Providing quality care to our most-vulnerable communities and addressing the widening gaps in health care delivery , especially in rural areas and the neighbor islands depends on private practice clinics, which are independent from large health care systems. Many of these small medical businesses are in serious fiscal jeopardy, in part because of the GET, which jeopardizes both recruitment and retention of health care professionals.

If you wish to keep your primary care doctor or APRN (advanced practice registered nurse), your family’s pediatrician or obstetrician, contact your lawmakers and ask them to pass House Bill 2627/Senate Bill 2169 to provide a GET exemption for health care. It is vital that the House Finance chairman, Rep.
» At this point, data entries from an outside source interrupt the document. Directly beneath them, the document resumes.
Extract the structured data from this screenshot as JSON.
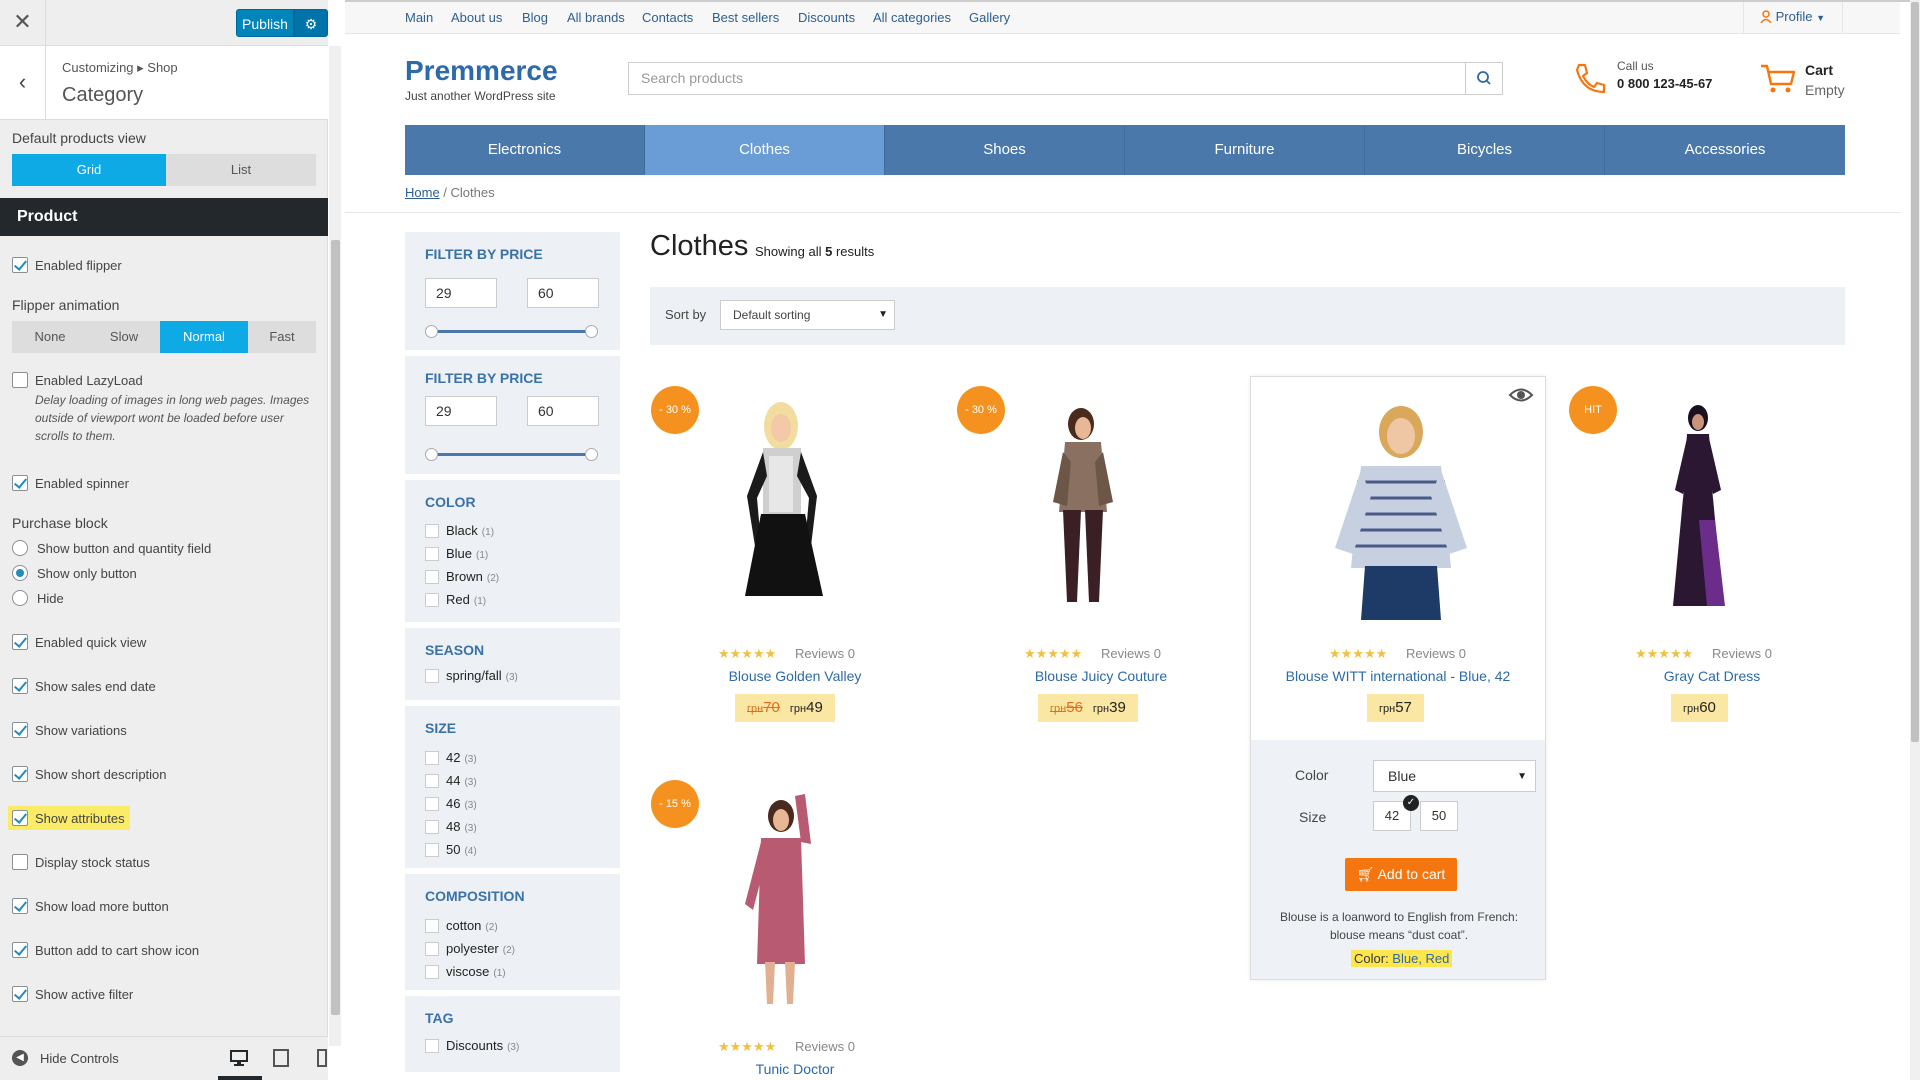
{
  "customizer": {
    "publish_label": "Publish",
    "breadcrumb": "Customizing ▸ Shop",
    "title": "Category",
    "default_view_label": "Default products view",
    "view_options": [
      "Grid",
      "List"
    ],
    "view_selected": "Grid",
    "section_title": "Product",
    "enabled_flipper": "Enabled flipper",
    "flipper_animation_label": "Flipper animation",
    "flipper_options": [
      "None",
      "Slow",
      "Normal",
      "Fast"
    ],
    "flipper_selected": "Normal",
    "lazyload_label": "Enabled LazyLoad",
    "lazyload_desc": "Delay loading of images in long web pages. Images outside of viewport wont be loaded before user scrolls to them.",
    "spinner_label": "Enabled spinner",
    "purchase_block_label": "Purchase block",
    "purchase_options": [
      "Show button and quantity field",
      "Show only button",
      "Hide"
    ],
    "purchase_selected": "Show only button",
    "quick_view_label": "Enabled quick view",
    "sales_end_label": "Show sales end date",
    "variations_label": "Show variations",
    "short_desc_label": "Show short description",
    "attributes_label": "Show attributes",
    "stock_label": "Display stock status",
    "load_more_label": "Show load more button",
    "cart_icon_label": "Button add to cart show icon",
    "active_filter_label": "Show active filter",
    "hide_controls_label": "Hide Controls"
  },
  "site": {
    "topnav": [
      "Main",
      "About us",
      "Blog",
      "All brands",
      "Contacts",
      "Best sellers",
      "Discounts",
      "All categories",
      "Gallery"
    ],
    "profile_label": "Profile",
    "logo": "Premmerce",
    "tagline": "Just another WordPress site",
    "search_placeholder": "Search products",
    "call_label": "Call us",
    "phone": "0 800 123-45-67",
    "cart_label": "Cart",
    "cart_status": "Empty",
    "categories": [
      "Electronics",
      "Clothes",
      "Shoes",
      "Furniture",
      "Bicycles",
      "Accessories"
    ],
    "active_category": "Clothes",
    "breadcrumb_home": "Home",
    "breadcrumb_current": "Clothes"
  },
  "filters": {
    "price1_title": "FILTER BY PRICE",
    "price1_min": "29",
    "price1_max": "60",
    "price2_title": "FILTER BY PRICE",
    "price2_min": "29",
    "price2_max": "60",
    "color_title": "COLOR",
    "colors": [
      {
        "name": "Black",
        "count": "(1)"
      },
      {
        "name": "Blue",
        "count": "(1)"
      },
      {
        "name": "Brown",
        "count": "(2)"
      },
      {
        "name": "Red",
        "count": "(1)"
      }
    ],
    "season_title": "SEASON",
    "seasons": [
      {
        "name": "spring/fall",
        "count": "(3)"
      }
    ],
    "size_title": "SIZE",
    "sizes": [
      {
        "name": "42",
        "count": "(3)"
      },
      {
        "name": "44",
        "count": "(3)"
      },
      {
        "name": "46",
        "count": "(3)"
      },
      {
        "name": "48",
        "count": "(3)"
      },
      {
        "name": "50",
        "count": "(4)"
      }
    ],
    "composition_title": "COMPOSITION",
    "compositions": [
      {
        "name": "cotton",
        "count": "(2)"
      },
      {
        "name": "polyester",
        "count": "(2)"
      },
      {
        "name": "viscose",
        "count": "(1)"
      }
    ],
    "tag_title": "TAG",
    "tags": [
      {
        "name": "Discounts",
        "count": "(3)"
      }
    ]
  },
  "listing": {
    "heading": "Clothes",
    "showing_prefix": "Showing all ",
    "showing_count": "5",
    "showing_suffix": " results",
    "sort_label": "Sort by",
    "sort_value": "Default sorting",
    "reviews_text": "Reviews 0",
    "currency": "грн",
    "products": [
      {
        "name": "Blouse Golden Valley",
        "badge": "- 30 %",
        "old_price": "70",
        "price": "49"
      },
      {
        "name": "Blouse Juicy Couture",
        "badge": "- 30 %",
        "old_price": "56",
        "price": "39"
      },
      {
        "name": "Blouse WITT international - Blue, 42",
        "badge": "",
        "old_price": "",
        "price": "57"
      },
      {
        "name": "Gray Cat Dress",
        "badge": "HIT",
        "old_price": "",
        "price": "60"
      },
      {
        "name": "Tunic Doctor",
        "badge": "- 15 %",
        "old_price": "",
        "price": ""
      }
    ],
    "quick": {
      "color_label": "Color",
      "color_value": "Blue",
      "size_label": "Size",
      "sizes": [
        "42",
        "50"
      ],
      "add_to_cart": "Add to cart",
      "description": "Blouse is a loanword to English from French: blouse means “dust coat”.",
      "attr_label": "Color:",
      "attr_value": " Blue, Red"
    }
  }
}
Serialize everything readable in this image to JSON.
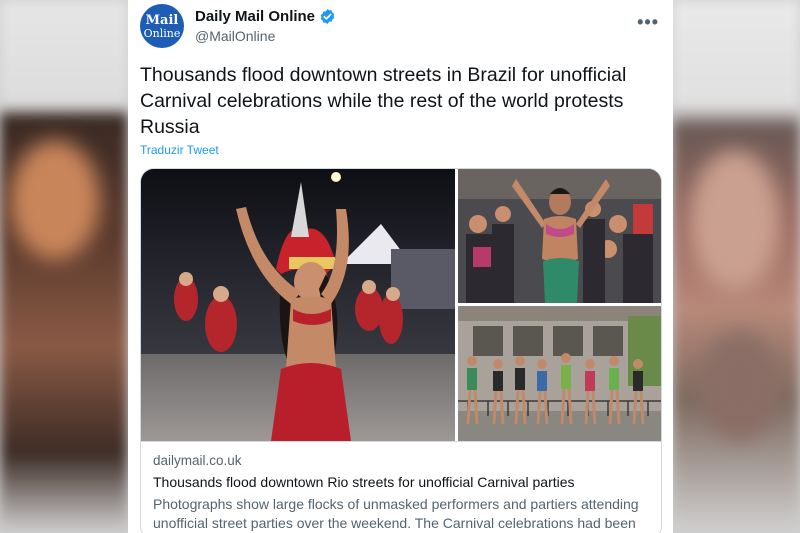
{
  "tweet": {
    "account": {
      "display_name": "Daily Mail Online",
      "handle": "@MailOnline",
      "avatar_line1": "Mail",
      "avatar_line2": "Online",
      "verified": true
    },
    "more_label": "•••",
    "text": "Thousands flood downtown streets in Brazil for unofficial Carnival celebrations while the rest of the world protests Russia",
    "translate_label": "Traduzir Tweet",
    "link_card": {
      "domain": "dailymail.co.uk",
      "title": "Thousands flood downtown Rio streets for unofficial Carnival parties",
      "description": "Photographs show large flocks of unmasked performers and partiers attending unofficial street parties over the weekend. The Carnival celebrations had been ..."
    }
  },
  "colors": {
    "accent": "#1d9bf0",
    "avatar_bg": "#1d5db5",
    "text_primary": "#0f1419",
    "text_secondary": "#536471"
  }
}
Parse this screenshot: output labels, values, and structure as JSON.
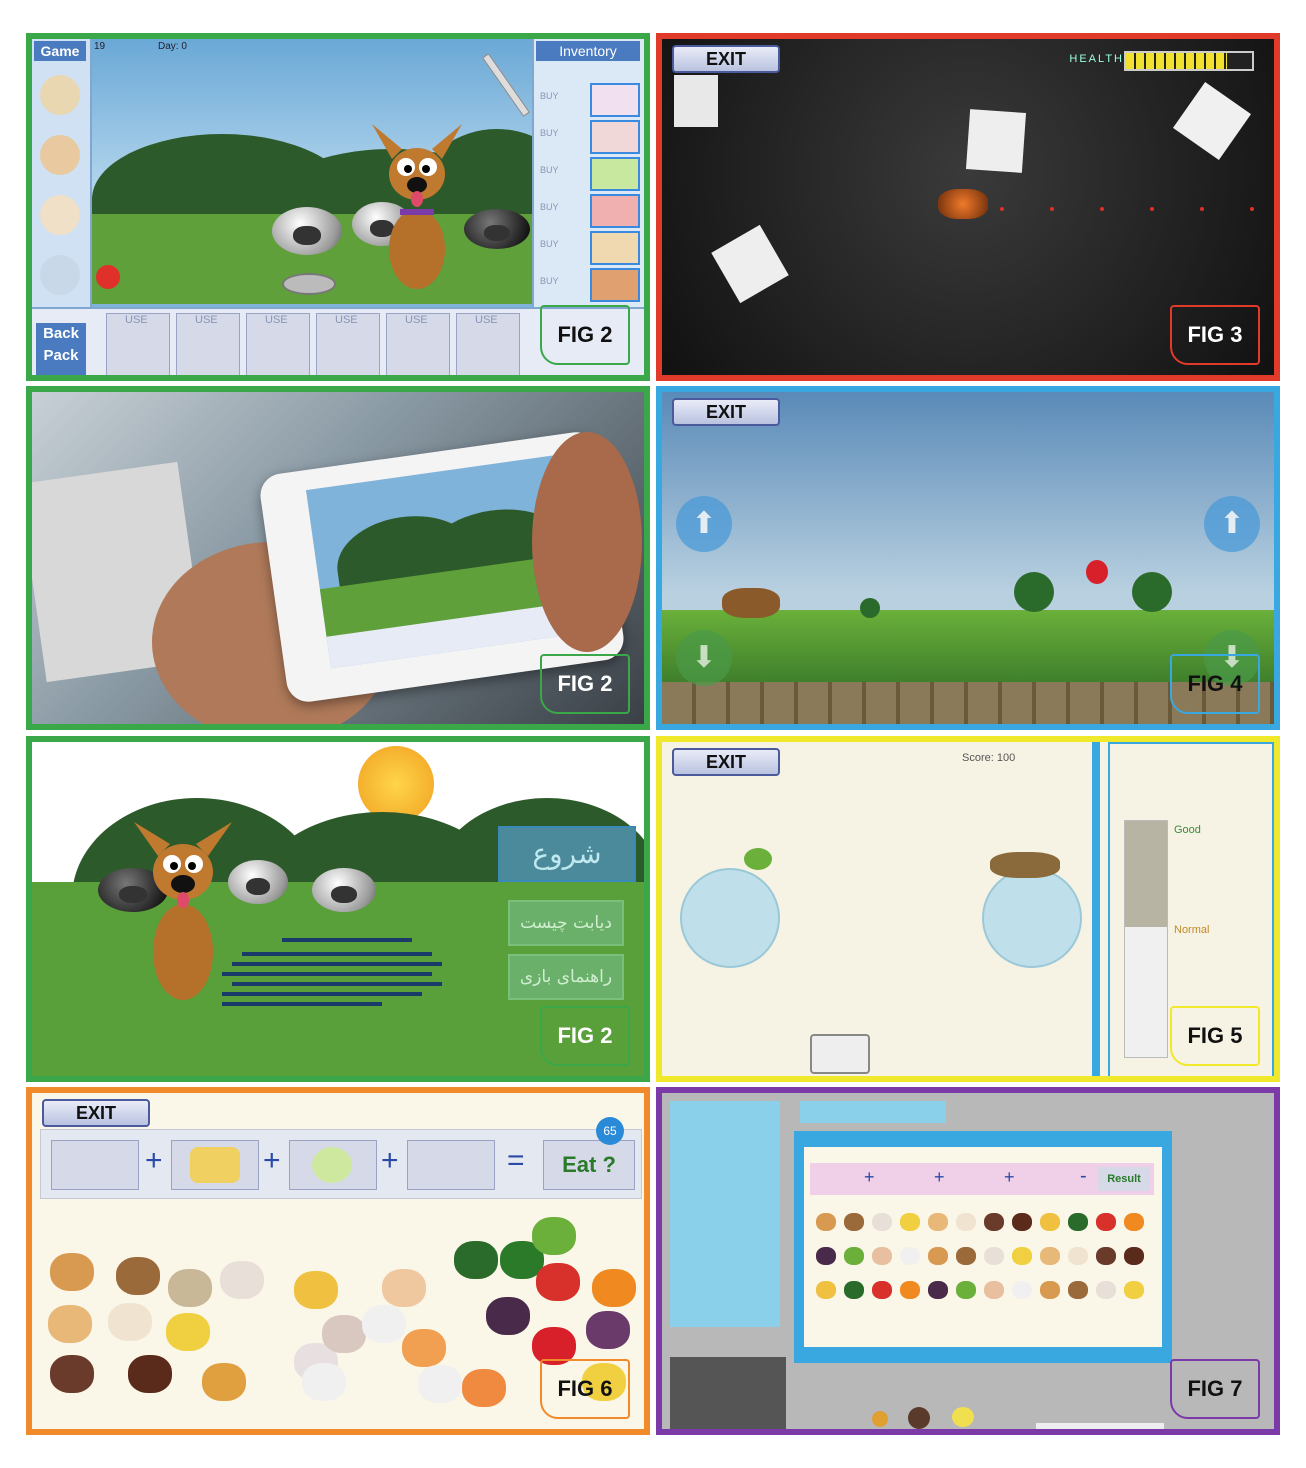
{
  "figures": {
    "p1": {
      "fig_label": "FIG 2",
      "left_tab": "Game",
      "right_tab": "Inventory",
      "day_label": "Day: 0",
      "top_number": "19",
      "buy_labels": [
        "BUY",
        "BUY",
        "BUY",
        "BUY",
        "BUY",
        "BUY"
      ],
      "use_labels": [
        "USE",
        "USE",
        "USE",
        "USE",
        "USE",
        "USE"
      ],
      "backpack_label": "Back Pack"
    },
    "p2": {
      "fig_label": "FIG 3",
      "exit_label": "EXIT",
      "health_label": "HEALTH",
      "health_value": 0.8
    },
    "p3": {
      "fig_label": "FIG 2"
    },
    "p4": {
      "fig_label": "FIG 4",
      "exit_label": "EXIT"
    },
    "p5": {
      "fig_label": "FIG 2",
      "start_button": "شروع",
      "what_is_button": "دیابت چیست",
      "guide_button": "راهنمای بازی"
    },
    "p6": {
      "fig_label": "FIG 5",
      "exit_label": "EXIT",
      "score_text": "Score: 100",
      "meter_labels": [
        "Good",
        "Normal"
      ]
    },
    "p7": {
      "fig_label": "FIG 6",
      "exit_label": "EXIT",
      "plus": "+",
      "equals": "=",
      "eat_label": "Eat ?",
      "badge": "65"
    },
    "p8": {
      "fig_label": "FIG 7",
      "plus": "+",
      "minus": "-",
      "result_label": "Result"
    }
  },
  "colors": {
    "green_border": "#3aa848",
    "red_border": "#e03a2a",
    "blue_border": "#3aa8e0",
    "yellow_border": "#f0e82a",
    "orange_border": "#f08a2a",
    "purple_border": "#7a3aa8"
  }
}
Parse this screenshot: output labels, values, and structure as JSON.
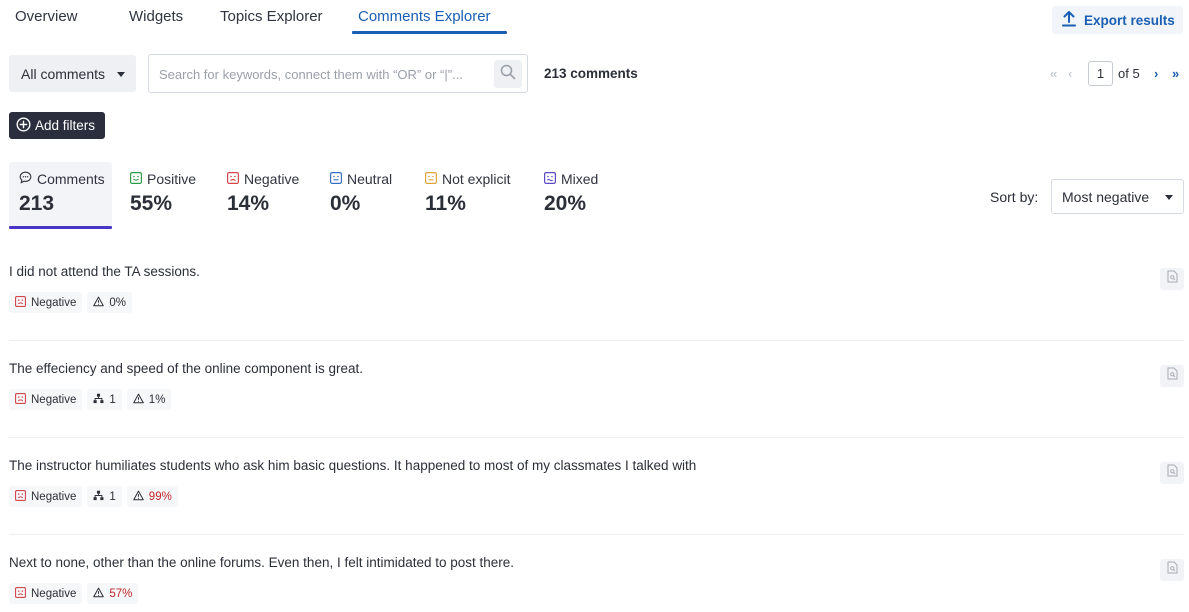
{
  "nav": {
    "tabs": [
      {
        "label": "Overview"
      },
      {
        "label": "Widgets"
      },
      {
        "label": "Topics Explorer"
      },
      {
        "label": "Comments Explorer"
      }
    ],
    "active_tab": "Comments Explorer",
    "export_label": "Export results"
  },
  "toolbar": {
    "filter_dropdown": "All comments",
    "search_placeholder": "Search for keywords, connect them with “OR” or “|”...",
    "search_value": "",
    "count_label": "213 comments",
    "add_filters_label": "Add filters"
  },
  "pagination": {
    "first": "«",
    "prev": "‹",
    "current": "1",
    "of_label": "of 5",
    "next": "›",
    "last": "»"
  },
  "stats": [
    {
      "label": "Comments",
      "value": "213",
      "icon": "speech-bubble-icon"
    },
    {
      "label": "Positive",
      "value": "55%",
      "icon": "positive-face-icon",
      "color": "#2e9a4a"
    },
    {
      "label": "Negative",
      "value": "14%",
      "icon": "negative-face-icon",
      "color": "#d3474d"
    },
    {
      "label": "Neutral",
      "value": "0%",
      "icon": "neutral-face-icon",
      "color": "#3b6fc4"
    },
    {
      "label": "Not explicit",
      "value": "11%",
      "icon": "not-explicit-face-icon",
      "color": "#e0a43a"
    },
    {
      "label": "Mixed",
      "value": "20%",
      "icon": "mixed-face-icon",
      "color": "#5b4bc7"
    }
  ],
  "sort": {
    "label": "Sort by:",
    "value": "Most negative"
  },
  "comments": [
    {
      "text": "I did not attend the TA sessions.",
      "sentiment": "Negative",
      "topics": null,
      "risk": "0%"
    },
    {
      "text": "The effeciency and speed of the online component is great.",
      "sentiment": "Negative",
      "topics": "1",
      "risk": "1%"
    },
    {
      "text": "The instructor humiliates students who ask him basic questions. It happened to most of my classmates I talked with",
      "sentiment": "Negative",
      "topics": "1",
      "risk": "99%"
    },
    {
      "text": "Next to none, other than the online forums. Even then, I felt intimidated to post there.",
      "sentiment": "Negative",
      "topics": null,
      "risk": "57%"
    }
  ],
  "colors": {
    "accent": "#1a5fb4",
    "stat_underline": "#4936c6",
    "negative": "#d3474d",
    "risk_high": "#c0282d"
  }
}
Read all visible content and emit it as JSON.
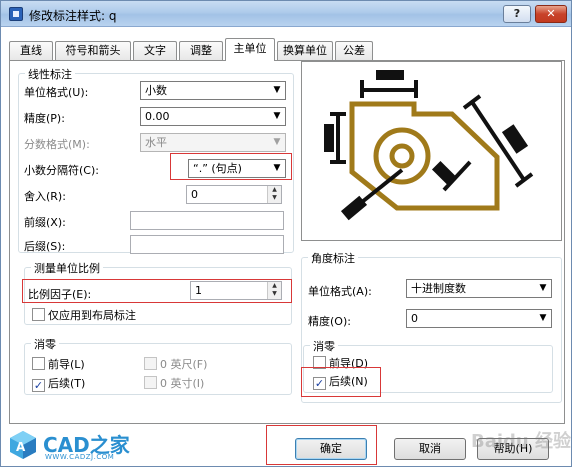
{
  "window": {
    "title": "修改标注样式: q",
    "help_label": "?",
    "close_label": "✕"
  },
  "tabs": [
    "直线",
    "符号和箭头",
    "文字",
    "调整",
    "主单位",
    "换算单位",
    "公差"
  ],
  "linear": {
    "group_title": "线性标注",
    "unit_format_label": "单位格式(U):",
    "unit_format_value": "小数",
    "precision_label": "精度(P):",
    "precision_value": "0.00",
    "fraction_format_label": "分数格式(M):",
    "fraction_format_value": "水平",
    "decimal_sep_label": "小数分隔符(C):",
    "decimal_sep_value": "“.” (句点)",
    "round_off_label": "舍入(R):",
    "round_off_value": "0",
    "prefix_label": "前缀(X):",
    "prefix_value": "",
    "suffix_label": "后缀(S):",
    "suffix_value": ""
  },
  "scale": {
    "group_title": "测量单位比例",
    "scale_factor_label": "比例因子(E):",
    "scale_factor_value": "1",
    "layout_only_label": "仅应用到布局标注"
  },
  "zero_suppress": {
    "group_title": "消零",
    "leading_label": "前导(L)",
    "trailing_label": "后续(T)",
    "feet_label": "0 英尺(F)",
    "inches_label": "0 英寸(I)"
  },
  "angular": {
    "group_title": "角度标注",
    "unit_format_label": "单位格式(A):",
    "unit_format_value": "十进制度数",
    "precision_label": "精度(O):",
    "precision_value": "0",
    "zero_group_title": "消零",
    "leading_label": "前导(D)",
    "trailing_label": "后续(N)"
  },
  "buttons": {
    "ok": "确定",
    "cancel": "取消",
    "help": "帮助(H)"
  },
  "branding": {
    "logo_text": "CAD之家",
    "logo_url": "WWW.CADZJ.COM",
    "watermark": "Baidu 经验"
  },
  "colors": {
    "highlight_box": "#d83838",
    "preview_shape": "#a07a1a",
    "accent": "#2a8fd0"
  }
}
Kyle Yamashita, be contacted and asked to grant a hearing for this bill for excise tax reform to become a reality.

Financially, the GET on health care makes little fiscal sense. When patients have to pay the GET, they are often ill or injured and are frequently unable to afford it. When health care providers have to pay the GET, many have had to close their practices, retire or leave Hawaii. Hospital and public health clinics are already exempt from the GET.

Soon there will be few providers in private practices remaining in Hawaii left to tax. When health care professionals leave practice, the state loses not only the GET tax revenue but personal and corporate income taxes, property and other taxes.

This is the worst of all possible worlds, with fewer doctors and nurses and less global tax revenue for our state. Hawaii has made significant progress in expanding medical training programs. Now it is critical that medical practices in Hawaii be able to keep caring for their patients, especially on Maui and the neighbor islands.


Dr. Kaohimanu Dang Akiona and Dr. Andrew Kayes are on the Hawaii Provider Shortage Crisis Task Force.